Topline: Although world leaders have sought to keep companies from avoiding taxes, the amount avoided has actually gone up over the past decade—and a new study by the International Monetary Fund shows that $15 trillion is held in shell companies across the world for that specific purpose, depriving local economies of tax revenue.
- The $15 trillion is 40% of the world’s foreign direct investment (FDI), a term for money transferred across borders between firms belonging to the same parent company.
- FDI is designed as a way to stimulate growth and create jobs in local economies.
- However, according to the study, “phantom capital” is being funneled as FDI into shell companies that have no real business activity—a type of “financial engineering” to avoid paying taxes on that money.

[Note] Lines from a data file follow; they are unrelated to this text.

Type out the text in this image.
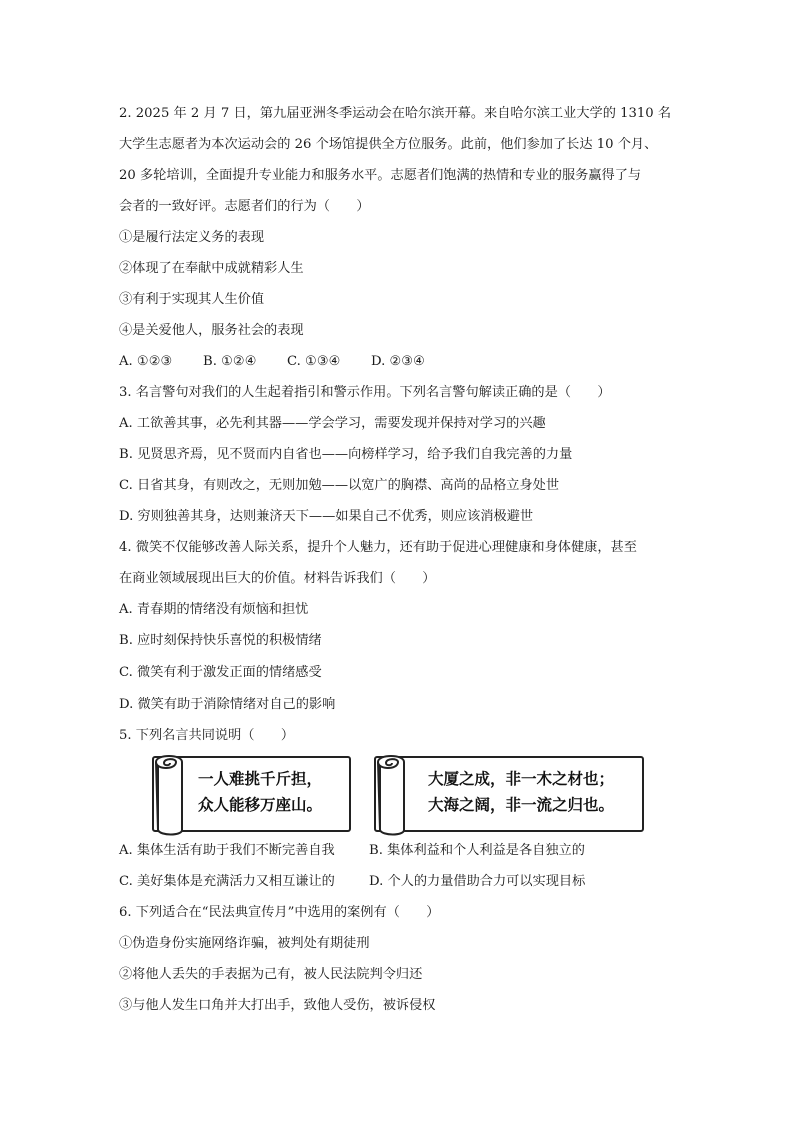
2. 2025 年 2 月 7 日，第九届亚洲冬季运动会在哈尔滨开幕。来自哈尔滨工业大学的 1310 名
大学生志愿者为本次运动会的 26 个场馆提供全方位服务。此前，他们参加了长达 10 个月、
20 多轮培训，全面提升专业能力和服务水平。志愿者们饱满的热情和专业的服务赢得了与
会者的一致好评。志愿者们的行为（　　）
①是履行法定义务的表现
②体现了在奉献中成就精彩人生
③有利于实现其人生价值
④是关爱他人，服务社会的表现
A. ①②③ B. ①②④ C. ①③④ D. ②③④
3. 名言警句对我们的人生起着指引和警示作用。下列名言警句解读正确的是（　　）
A. 工欲善其事，必先利其器——学会学习，需要发现并保持对学习的兴趣
B. 见贤思齐焉，见不贤而内自省也——向榜样学习，给予我们自我完善的力量
C. 日省其身，有则改之，无则加勉——以宽广的胸襟、高尚的品格立身处世
D. 穷则独善其身，达则兼济天下——如果自己不优秀，则应该消极避世
4. 微笑不仅能够改善人际关系，提升个人魅力，还有助于促进心理健康和身体健康，甚至
在商业领域展现出巨大的价值。材料告诉我们（　　）
A. 青春期的情绪没有烦恼和担忧
B. 应时刻保持快乐喜悦的积极情绪
C. 微笑有利于激发正面的情绪感受
D. 微笑有助于消除情绪对自己的影响
5. 下列名言共同说明（　　）
一人难挑千斤担，
众人能移万座山。
大厦之成，非一木之材也；
大海之阔，非一流之归也。
A. 集体生活有助于我们不断完善自我	B. 集体利益和个人利益是各自独立的
C. 美好集体是充满活力又相互谦让的	D. 个人的力量借助合力可以实现目标
6. 下列适合在“民法典宣传月”中选用的案例有（　　）
①伪造身份实施网络诈骗，被判处有期徒刑
②将他人丢失的手表据为己有，被人民法院判令归还
③与他人发生口角并大打出手，致他人受伤，被诉侵权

- Even though the host countries don’t collect taxes on phantom FDI, they do make some money from performing accounting and other financial management services for the companies.
- The study also found that phantom capital makes it difficult for world leaders and financial institutions to understand the impact of FDI on economic growth.
Surprising fact: That $15 trillion is bigger than the combined economies of Germany and China.
What to watch for: Another upcoming study from the International Monetary Fund. It’s promised to show which FDI is phantom and which is actually used to help local economies.
Key background: Countries with lower corporate tax rates are attractive to companies looking to save on their tax bills. And some countries set up economic policies (like extremely low corporate tax rates) to attract FDI. Ireland, for example, has lowered its corporate tax rate from 50% in the 1980s to just 12.5% today. The study found that ten economies, including Ireland, host nearly 85% of the world’s phantom FDI.